Sam graduated from Putnam High School as a three-sport athlete (football, basketball, golf) who enjoyed a stellar career. He drove across town to the University of Oklahoma, where he didn’t miss a beat. He received the 2007 Sporting News Freshman of the Year, Second team All-American, All Big 12, All Big 12 Academic Team.

He didn’t stop there. In 2008, he was honored with Big 12 Player of the Year (voted by league coaches), First team All-American by every publication, Associated Press College Football Player of the Year, Big 12 Academic Team, Sammy Baugh Trophy, Davey O’Brien Award, Touchdown Club of Columbus Quarterback of the Year and, let’s don’t forget, the Heisman Trophy.

The Big Easy was selected as the first overall pick in the 2010 NFL Draft. It was the first time the Rams had selected a quarterback in the first round since Bill Munson back in 1964 Not only did Bradford bring talent to the St. Louis Rams’ franchise, he brought hope to a city and fan base that had hit rock bottom.

As the face of the Rams’ franchise, the Big Easy delivered by continuing his record-setting ways. He quickly established several records, starting with most consecutive passes without an interception for a rookie (169). He is the first rookie to pass for 300 yards, with three touchdowns and no interceptions, in a road victory. He passed the great Peyton Manning by shattering his record for most completed passes by a rookie quarterback (326).

Sam had 590 attempts, with 354 completions, and finished with a 60.0% passing percentage. He threw for 18 touchdowns and 15 interceptions with a passer rating of 76.5%. He also had 27 rushing attempts with one score. He was sacked 34 times, only losing two fumbles out of seven.
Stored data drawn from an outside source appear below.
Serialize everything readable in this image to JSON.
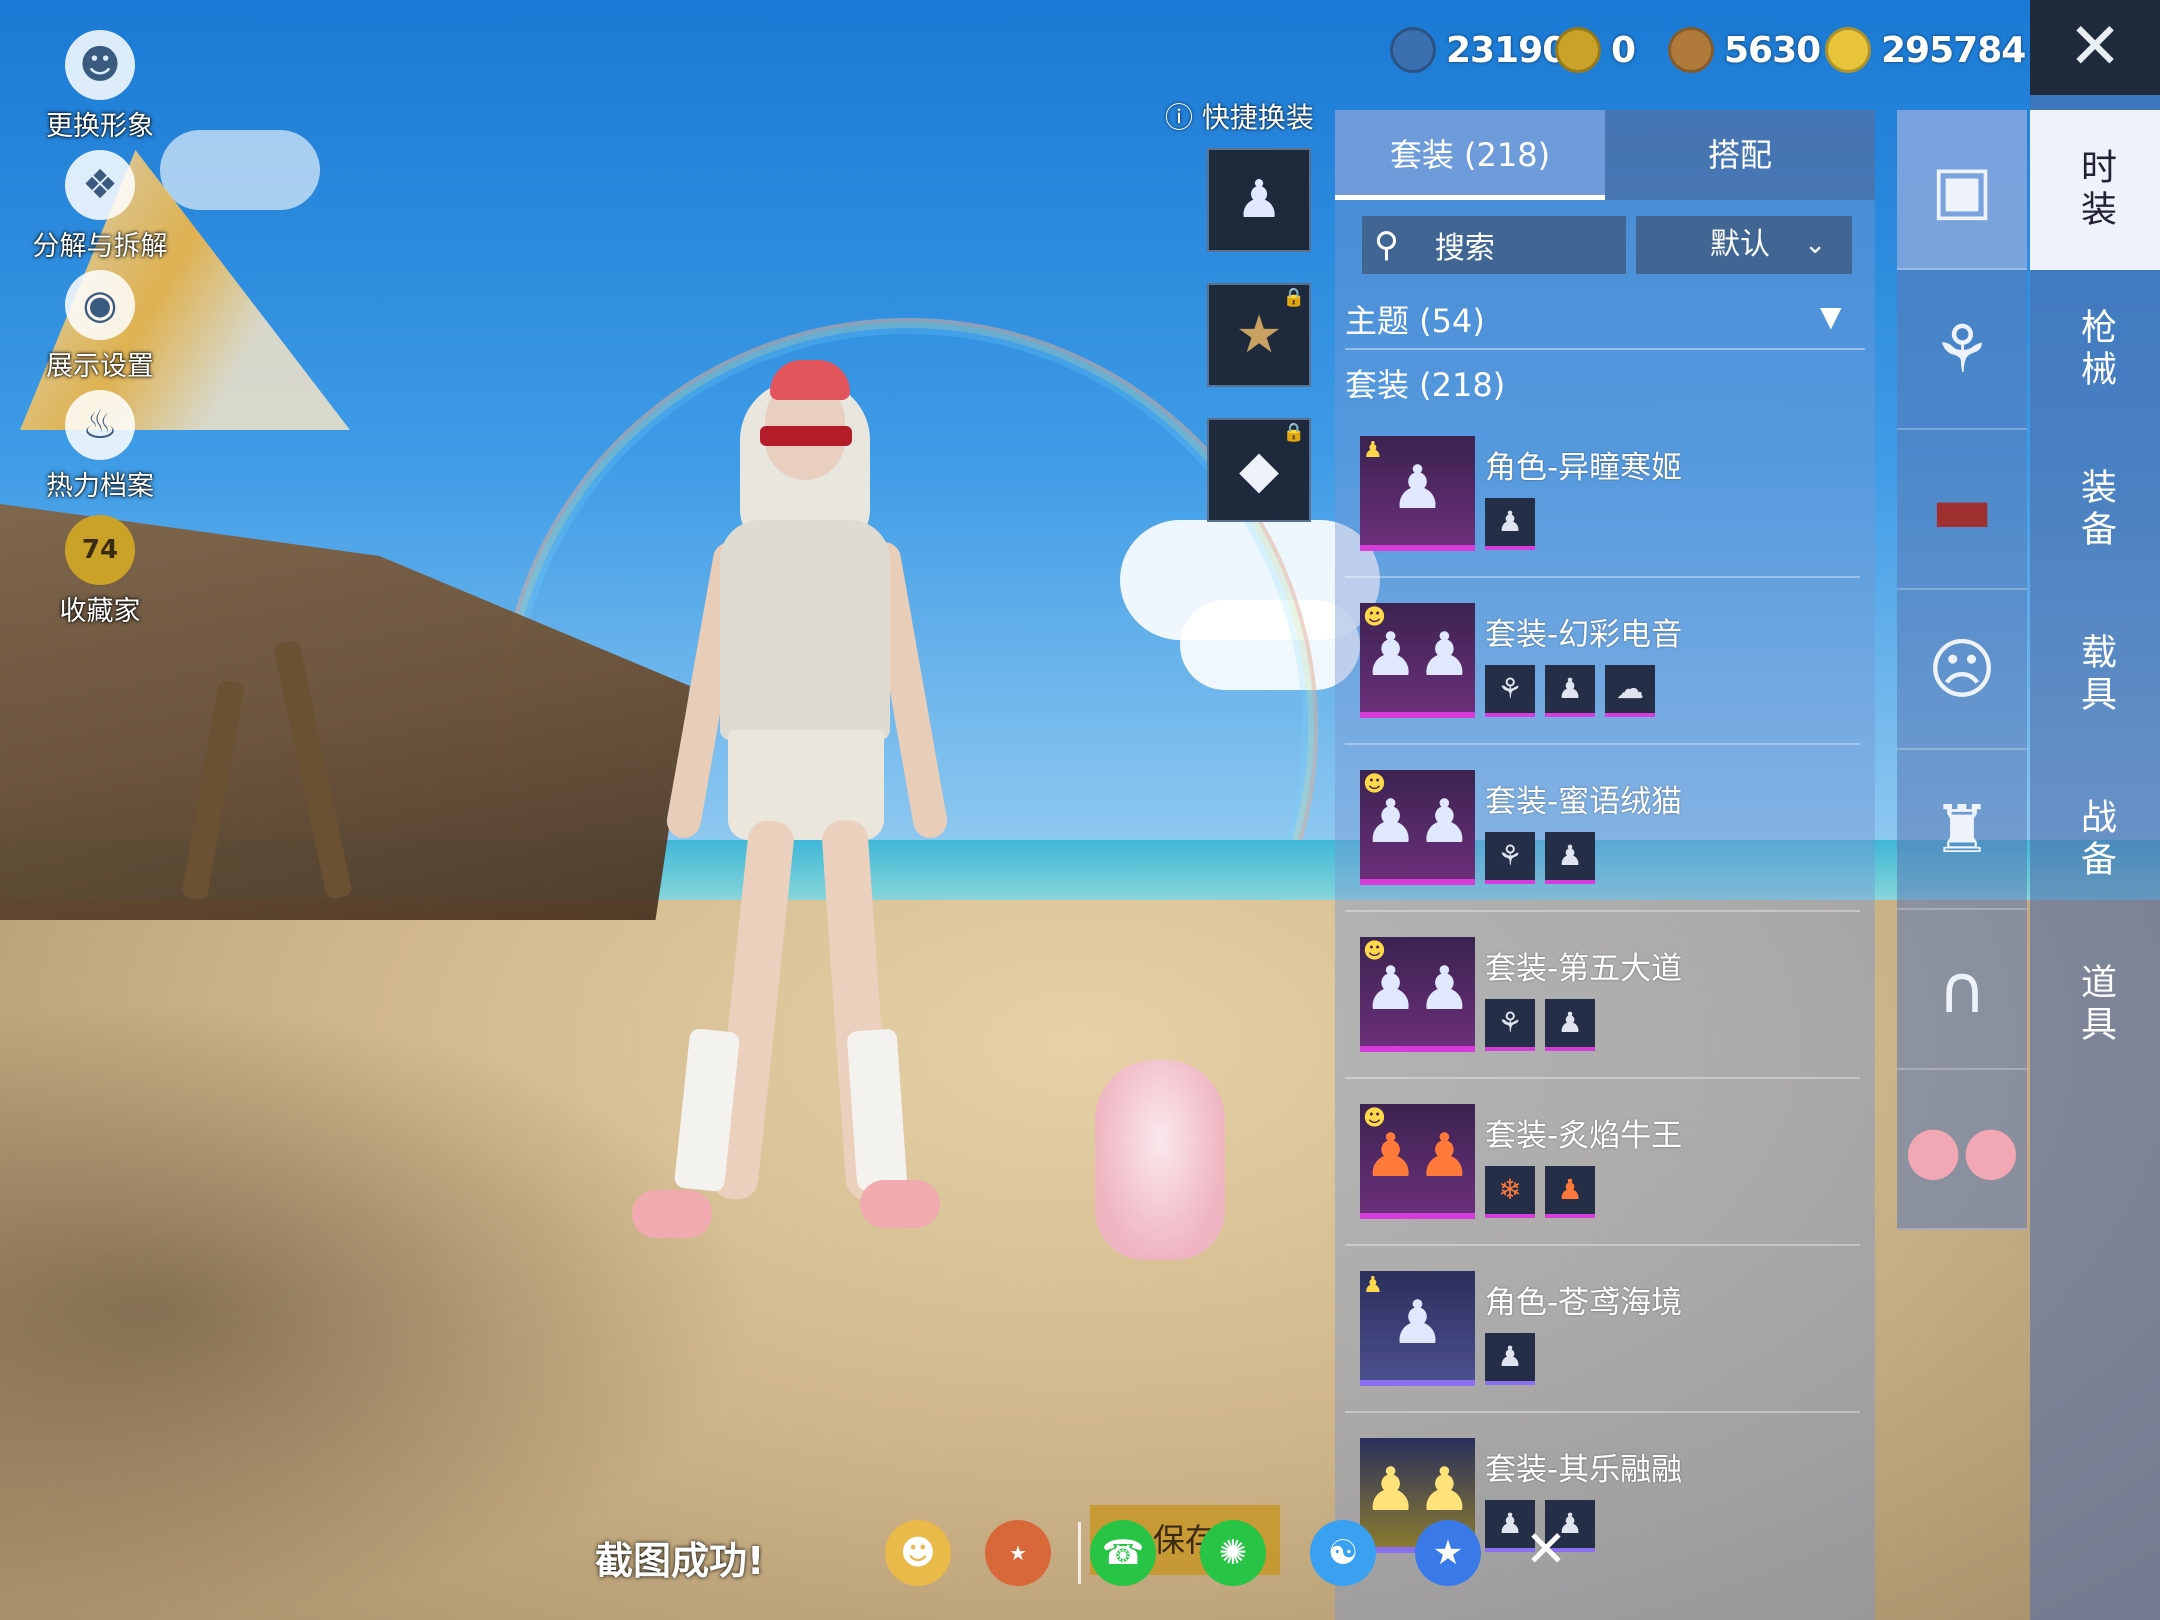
{
  "left_menu": [
    {
      "label": "更换形象",
      "icon": "avatar-icon"
    },
    {
      "label": "分解与拆解",
      "icon": "puzzle-icon"
    },
    {
      "label": "展示设置",
      "icon": "eye-icon"
    },
    {
      "label": "热力档案",
      "icon": "flame-icon"
    },
    {
      "label": "收藏家",
      "icon": "collector-badge-icon",
      "badge": "74"
    }
  ],
  "currencies": [
    {
      "value": "23190",
      "color": "#3a6fb0"
    },
    {
      "value": "0",
      "color": "#c9a227"
    },
    {
      "value": "5630",
      "color": "#b07a3a"
    },
    {
      "value": "295784",
      "color": "#e8c43a"
    }
  ],
  "quick_change": {
    "title": "快捷换装"
  },
  "tabs": [
    {
      "label": "套装 (218)",
      "active": true
    },
    {
      "label": "搭配",
      "active": false
    }
  ],
  "search": {
    "placeholder": "搜索"
  },
  "sort": {
    "label": "默认"
  },
  "filters": {
    "theme": "主题 (54)",
    "suit": "套装 (218)"
  },
  "items": [
    {
      "title": "角色-异瞳寒姬",
      "rarity": "purple",
      "badge": "character",
      "parts": 1
    },
    {
      "title": "套装-幻彩电音",
      "rarity": "purple",
      "badge": "smile",
      "parts": 3
    },
    {
      "title": "套装-蜜语绒猫",
      "rarity": "purple",
      "badge": "smile",
      "parts": 2
    },
    {
      "title": "套装-第五大道",
      "rarity": "purple",
      "badge": "smile",
      "parts": 2
    },
    {
      "title": "套装-炙焰牛王",
      "rarity": "purple",
      "badge": "smile",
      "parts": 2
    },
    {
      "title": "角色-苍鸢海境",
      "rarity": "blue",
      "badge": "character",
      "parts": 1
    },
    {
      "title": "套装-其乐融融",
      "rarity": "blue",
      "badge": "smile",
      "parts": 2
    }
  ],
  "category_icons": [
    "suit-box-icon",
    "hair-icon",
    "hat-icon",
    "mask-icon",
    "jacket-icon",
    "pants-icon",
    "slippers-icon"
  ],
  "vertical_nav": [
    {
      "label": "时装",
      "active": true
    },
    {
      "label": "枪械",
      "active": false
    },
    {
      "label": "装备",
      "active": false
    },
    {
      "label": "载具",
      "active": false
    },
    {
      "label": "战备",
      "active": false
    },
    {
      "label": "道具",
      "active": false
    }
  ],
  "bottom": {
    "toast": "截图成功!",
    "save_label": "保存"
  }
}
Thursday afternoon, Sam Bradford was honored by the AP (Associated Press) writers of America and named the NFL 2010 Offensive Rookie of the Year. A blue player and a difference maker, he ran away with the league’s monthly honor in early November.
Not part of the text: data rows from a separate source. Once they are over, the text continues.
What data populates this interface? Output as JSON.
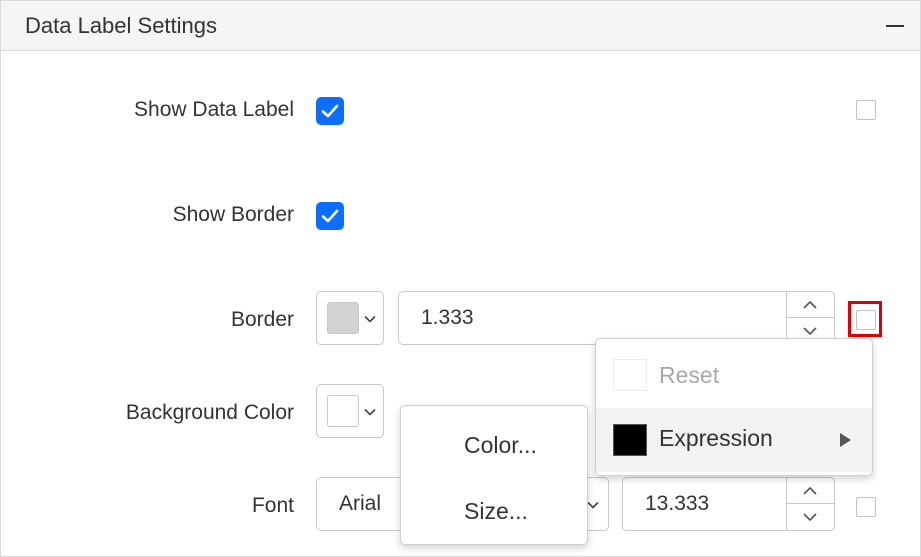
{
  "header": {
    "title": "Data Label Settings"
  },
  "rows": {
    "show_data_label": {
      "label": "Show Data Label"
    },
    "show_border": {
      "label": "Show Border"
    },
    "border": {
      "label": "Border",
      "swatch_color": "#d3d3d3",
      "width_value": "1.333"
    },
    "background_color": {
      "label": "Background Color",
      "swatch_color": "#ffffff"
    },
    "font": {
      "label": "Font",
      "family_value": "Arial",
      "size_value": "13.333"
    }
  },
  "context_menu": {
    "reset_label": "Reset",
    "expression_label": "Expression"
  },
  "submenu": {
    "items": [
      "Color...",
      "Size..."
    ]
  },
  "colors": {
    "accent": "#0d6efd",
    "highlight": "#e00000",
    "expression_swatch": "#000000"
  }
}
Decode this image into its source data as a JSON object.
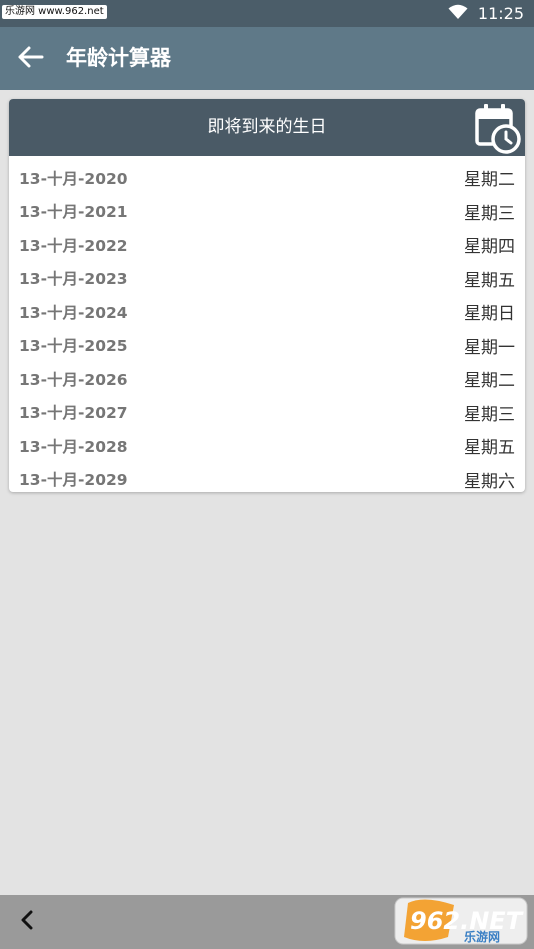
{
  "status_bar": {
    "watermark": "乐游网 www.962.net",
    "time": "11:25",
    "icons": [
      "wifi-icon",
      "battery-icon"
    ]
  },
  "app_bar": {
    "title": "年龄计算器",
    "back_icon": "arrow-left-icon"
  },
  "card": {
    "title": "即将到来的生日",
    "icon": "calendar-clock-icon",
    "rows": [
      {
        "date": "13-十月-2020",
        "weekday": "星期二"
      },
      {
        "date": "13-十月-2021",
        "weekday": "星期三"
      },
      {
        "date": "13-十月-2022",
        "weekday": "星期四"
      },
      {
        "date": "13-十月-2023",
        "weekday": "星期五"
      },
      {
        "date": "13-十月-2024",
        "weekday": "星期日"
      },
      {
        "date": "13-十月-2025",
        "weekday": "星期一"
      },
      {
        "date": "13-十月-2026",
        "weekday": "星期二"
      },
      {
        "date": "13-十月-2027",
        "weekday": "星期三"
      },
      {
        "date": "13-十月-2028",
        "weekday": "星期五"
      },
      {
        "date": "13-十月-2029",
        "weekday": "星期六"
      }
    ]
  },
  "nav_bar": {
    "back_icon": "chevron-left-icon",
    "logo_text": "962.NET",
    "logo_subtext": "乐游网"
  },
  "colors": {
    "status_bar": "#4b5d69",
    "app_bar": "#5f7988",
    "card_header": "#4a5a66",
    "background": "#e3e3e3",
    "nav_bar": "#9a9a9a"
  }
}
Sam was quoted as saying, “I think you look at this award and look at some of the guys who have won it in the past, it’s a tremendous honor to be joining that group. Even though it’s an individual award, I think this award reflects what we were able to do as a team in St. Louis this year, because there’s no way I would have won this award without my teammates.”

Congrats, Big Easy, and we look forward to more in the very near future from arguably the best of the elite young quarterbacks in today’s National Football League.